Isn't the whole problem that they assumed a softer (ice) surface?
Look, unless you're a friggin' rocket scientist, or believe they had additional information they didn't use ... summarizing anything as "the whole problem" is kind of childish.
Based on your vast experience of landing on comets after a 10 year journey, do you think you have a better sense of what the assumptions about the hardness of the ice should have been? Maybe you should have shared that with them.
Lots of smart people worked on this, took all they knew and could surmise, and made choices with the best available information, and using the technology and money available to them.
I'm sure as heck not going to say "well, if only they'd done this it would have worked". I know I'm not qualified to do that, and I'm quite certain most of us on Slashdot aren't either.

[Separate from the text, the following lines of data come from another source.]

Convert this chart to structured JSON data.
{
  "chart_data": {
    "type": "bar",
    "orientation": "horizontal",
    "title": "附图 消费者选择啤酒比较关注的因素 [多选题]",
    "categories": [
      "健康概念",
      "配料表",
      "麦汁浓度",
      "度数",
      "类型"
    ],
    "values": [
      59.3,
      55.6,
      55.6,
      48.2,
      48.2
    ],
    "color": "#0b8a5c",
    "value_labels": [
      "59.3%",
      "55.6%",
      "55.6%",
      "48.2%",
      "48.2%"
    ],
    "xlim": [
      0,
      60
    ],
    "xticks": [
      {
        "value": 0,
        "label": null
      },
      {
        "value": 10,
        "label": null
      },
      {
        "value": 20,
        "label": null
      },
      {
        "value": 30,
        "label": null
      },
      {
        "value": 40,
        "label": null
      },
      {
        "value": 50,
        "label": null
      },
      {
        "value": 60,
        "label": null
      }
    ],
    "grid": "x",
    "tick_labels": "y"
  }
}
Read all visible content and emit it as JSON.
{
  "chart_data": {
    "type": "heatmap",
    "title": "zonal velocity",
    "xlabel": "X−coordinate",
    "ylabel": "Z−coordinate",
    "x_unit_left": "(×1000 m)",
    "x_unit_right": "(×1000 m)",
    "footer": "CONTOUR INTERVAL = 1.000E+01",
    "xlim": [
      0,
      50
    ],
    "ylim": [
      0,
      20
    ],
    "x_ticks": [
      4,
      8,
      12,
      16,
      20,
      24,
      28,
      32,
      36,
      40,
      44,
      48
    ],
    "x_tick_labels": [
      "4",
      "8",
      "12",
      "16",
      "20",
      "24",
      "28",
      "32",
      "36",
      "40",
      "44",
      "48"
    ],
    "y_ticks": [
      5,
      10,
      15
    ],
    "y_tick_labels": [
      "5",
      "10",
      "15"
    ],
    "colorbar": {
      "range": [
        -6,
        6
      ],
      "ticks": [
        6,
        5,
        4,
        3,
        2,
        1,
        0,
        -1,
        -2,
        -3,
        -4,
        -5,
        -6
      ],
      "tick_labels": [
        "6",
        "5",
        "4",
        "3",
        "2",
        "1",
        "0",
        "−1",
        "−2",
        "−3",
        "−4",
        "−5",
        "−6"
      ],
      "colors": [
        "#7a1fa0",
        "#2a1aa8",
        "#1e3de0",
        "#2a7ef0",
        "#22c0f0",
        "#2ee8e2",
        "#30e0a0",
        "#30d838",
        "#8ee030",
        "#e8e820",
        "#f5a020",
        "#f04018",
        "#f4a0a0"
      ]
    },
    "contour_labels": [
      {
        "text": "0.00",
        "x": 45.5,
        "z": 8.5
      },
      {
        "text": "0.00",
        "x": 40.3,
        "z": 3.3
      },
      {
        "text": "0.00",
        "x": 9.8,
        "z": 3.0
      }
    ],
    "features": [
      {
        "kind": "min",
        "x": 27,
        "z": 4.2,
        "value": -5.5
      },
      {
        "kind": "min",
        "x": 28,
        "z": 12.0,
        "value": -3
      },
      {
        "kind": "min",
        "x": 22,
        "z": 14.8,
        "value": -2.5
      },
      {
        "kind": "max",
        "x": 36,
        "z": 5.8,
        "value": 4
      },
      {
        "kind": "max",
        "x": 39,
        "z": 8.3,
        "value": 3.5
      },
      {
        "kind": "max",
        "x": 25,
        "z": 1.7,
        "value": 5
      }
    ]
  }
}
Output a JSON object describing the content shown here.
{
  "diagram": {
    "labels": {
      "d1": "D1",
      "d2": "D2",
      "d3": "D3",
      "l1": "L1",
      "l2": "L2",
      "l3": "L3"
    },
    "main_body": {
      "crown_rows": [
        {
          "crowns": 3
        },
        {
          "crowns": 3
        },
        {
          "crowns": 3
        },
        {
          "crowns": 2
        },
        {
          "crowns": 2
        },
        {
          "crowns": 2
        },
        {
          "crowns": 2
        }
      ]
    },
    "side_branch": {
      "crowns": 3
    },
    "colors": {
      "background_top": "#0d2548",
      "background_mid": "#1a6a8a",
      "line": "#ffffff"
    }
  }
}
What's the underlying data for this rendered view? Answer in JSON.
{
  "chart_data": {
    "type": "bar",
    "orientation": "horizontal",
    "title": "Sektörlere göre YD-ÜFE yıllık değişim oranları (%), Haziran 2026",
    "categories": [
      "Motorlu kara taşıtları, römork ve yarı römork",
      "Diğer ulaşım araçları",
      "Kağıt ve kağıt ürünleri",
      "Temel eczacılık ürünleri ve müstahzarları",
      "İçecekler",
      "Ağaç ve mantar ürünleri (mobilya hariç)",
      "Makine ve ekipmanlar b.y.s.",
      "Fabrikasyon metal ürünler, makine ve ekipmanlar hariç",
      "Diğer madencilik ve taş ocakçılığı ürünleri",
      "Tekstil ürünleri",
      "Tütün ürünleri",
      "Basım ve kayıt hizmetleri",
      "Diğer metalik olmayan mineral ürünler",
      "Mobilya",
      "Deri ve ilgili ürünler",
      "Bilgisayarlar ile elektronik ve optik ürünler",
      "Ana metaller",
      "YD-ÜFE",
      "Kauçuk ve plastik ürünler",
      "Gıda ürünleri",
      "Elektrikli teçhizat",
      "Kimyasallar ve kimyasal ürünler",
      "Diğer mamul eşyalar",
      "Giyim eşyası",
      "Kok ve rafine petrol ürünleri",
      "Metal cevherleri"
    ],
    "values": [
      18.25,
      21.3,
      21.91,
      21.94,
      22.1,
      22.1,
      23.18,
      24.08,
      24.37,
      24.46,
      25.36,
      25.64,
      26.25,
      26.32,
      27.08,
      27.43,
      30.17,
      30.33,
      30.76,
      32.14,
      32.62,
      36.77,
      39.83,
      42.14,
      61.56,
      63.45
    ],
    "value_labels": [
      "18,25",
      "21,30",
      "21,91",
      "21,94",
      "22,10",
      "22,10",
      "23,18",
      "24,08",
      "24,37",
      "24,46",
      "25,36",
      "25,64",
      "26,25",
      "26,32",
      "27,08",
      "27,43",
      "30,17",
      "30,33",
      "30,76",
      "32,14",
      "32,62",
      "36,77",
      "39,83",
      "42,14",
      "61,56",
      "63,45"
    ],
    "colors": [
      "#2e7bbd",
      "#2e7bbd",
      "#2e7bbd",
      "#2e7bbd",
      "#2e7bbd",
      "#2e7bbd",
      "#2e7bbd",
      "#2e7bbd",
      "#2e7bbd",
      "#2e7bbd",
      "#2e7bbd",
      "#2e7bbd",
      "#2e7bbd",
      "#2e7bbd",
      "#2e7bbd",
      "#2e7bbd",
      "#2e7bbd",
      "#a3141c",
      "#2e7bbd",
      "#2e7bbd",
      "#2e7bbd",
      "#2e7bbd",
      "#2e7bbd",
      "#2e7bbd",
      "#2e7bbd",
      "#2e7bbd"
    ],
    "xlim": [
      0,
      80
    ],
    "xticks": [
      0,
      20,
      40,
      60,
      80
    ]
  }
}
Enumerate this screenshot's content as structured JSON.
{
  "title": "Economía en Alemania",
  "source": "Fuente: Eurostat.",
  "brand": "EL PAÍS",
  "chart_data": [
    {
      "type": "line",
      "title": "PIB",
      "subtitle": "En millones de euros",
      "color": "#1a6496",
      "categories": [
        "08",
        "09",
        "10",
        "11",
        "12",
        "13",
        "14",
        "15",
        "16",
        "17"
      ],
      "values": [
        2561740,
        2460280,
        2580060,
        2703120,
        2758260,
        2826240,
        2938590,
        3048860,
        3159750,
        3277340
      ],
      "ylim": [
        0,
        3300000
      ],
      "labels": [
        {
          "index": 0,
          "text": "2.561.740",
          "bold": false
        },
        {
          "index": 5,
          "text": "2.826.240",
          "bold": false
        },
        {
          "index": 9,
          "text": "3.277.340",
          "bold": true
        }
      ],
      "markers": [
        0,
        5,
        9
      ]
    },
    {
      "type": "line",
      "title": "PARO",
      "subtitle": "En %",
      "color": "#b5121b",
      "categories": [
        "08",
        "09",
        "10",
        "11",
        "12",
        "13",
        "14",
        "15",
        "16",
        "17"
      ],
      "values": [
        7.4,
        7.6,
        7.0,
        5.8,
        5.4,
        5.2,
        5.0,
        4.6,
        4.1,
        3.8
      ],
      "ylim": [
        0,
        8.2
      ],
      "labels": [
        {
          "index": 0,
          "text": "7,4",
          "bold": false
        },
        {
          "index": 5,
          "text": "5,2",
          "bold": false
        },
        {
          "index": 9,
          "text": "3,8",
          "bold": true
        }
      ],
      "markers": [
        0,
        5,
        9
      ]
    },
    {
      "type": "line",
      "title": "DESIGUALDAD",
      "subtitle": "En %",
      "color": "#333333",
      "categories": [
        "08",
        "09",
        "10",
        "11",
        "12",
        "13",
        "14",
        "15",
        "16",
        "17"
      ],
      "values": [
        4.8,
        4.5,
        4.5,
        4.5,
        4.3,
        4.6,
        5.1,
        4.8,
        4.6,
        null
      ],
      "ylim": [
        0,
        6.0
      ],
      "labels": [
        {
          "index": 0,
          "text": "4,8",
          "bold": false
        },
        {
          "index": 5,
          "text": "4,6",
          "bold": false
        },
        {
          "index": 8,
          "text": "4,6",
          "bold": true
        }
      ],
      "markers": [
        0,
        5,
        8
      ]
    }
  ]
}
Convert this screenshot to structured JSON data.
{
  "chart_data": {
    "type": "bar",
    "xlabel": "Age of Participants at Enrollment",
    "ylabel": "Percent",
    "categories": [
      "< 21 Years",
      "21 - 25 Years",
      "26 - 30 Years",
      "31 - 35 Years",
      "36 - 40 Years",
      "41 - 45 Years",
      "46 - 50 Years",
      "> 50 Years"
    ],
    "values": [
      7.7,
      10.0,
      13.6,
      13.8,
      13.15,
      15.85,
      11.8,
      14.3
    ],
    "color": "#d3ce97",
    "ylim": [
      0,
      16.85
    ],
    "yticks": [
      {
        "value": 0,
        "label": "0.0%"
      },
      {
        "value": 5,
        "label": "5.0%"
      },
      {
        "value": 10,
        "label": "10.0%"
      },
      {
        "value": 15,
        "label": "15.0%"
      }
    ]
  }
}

In fact, I'm betting the people who are qualified are all thinking this was a monumentally difficult task. NASA isn't sitting around going "Ha ha!"
To me, even what they did is some pretty mind-boggling engineering. But in interviews I heard over the last few weeks, they still knew there were risks and uncertainties.
It sucks, but unless you're more qualified than the entire team who did this, you have to realize this is still an incredible feat.
I won't even claim this to be an accurate analogy: But this is kind of like hitting a target in China from New York, using a home made gun, in the dark, and while both you and the target are moving.
Me, I'll applaud the ESA and everyone involved. Success for this kind of engineering includes all of the stuff that got you there. Getting far enough to have a failed landing is still a huge undertaking.
Well, I think the whole problem was that they did not have a wizard on staff to solve every problem with magic.
Also, far as I know, their graviton phasor array had decohered somewhere along the journey.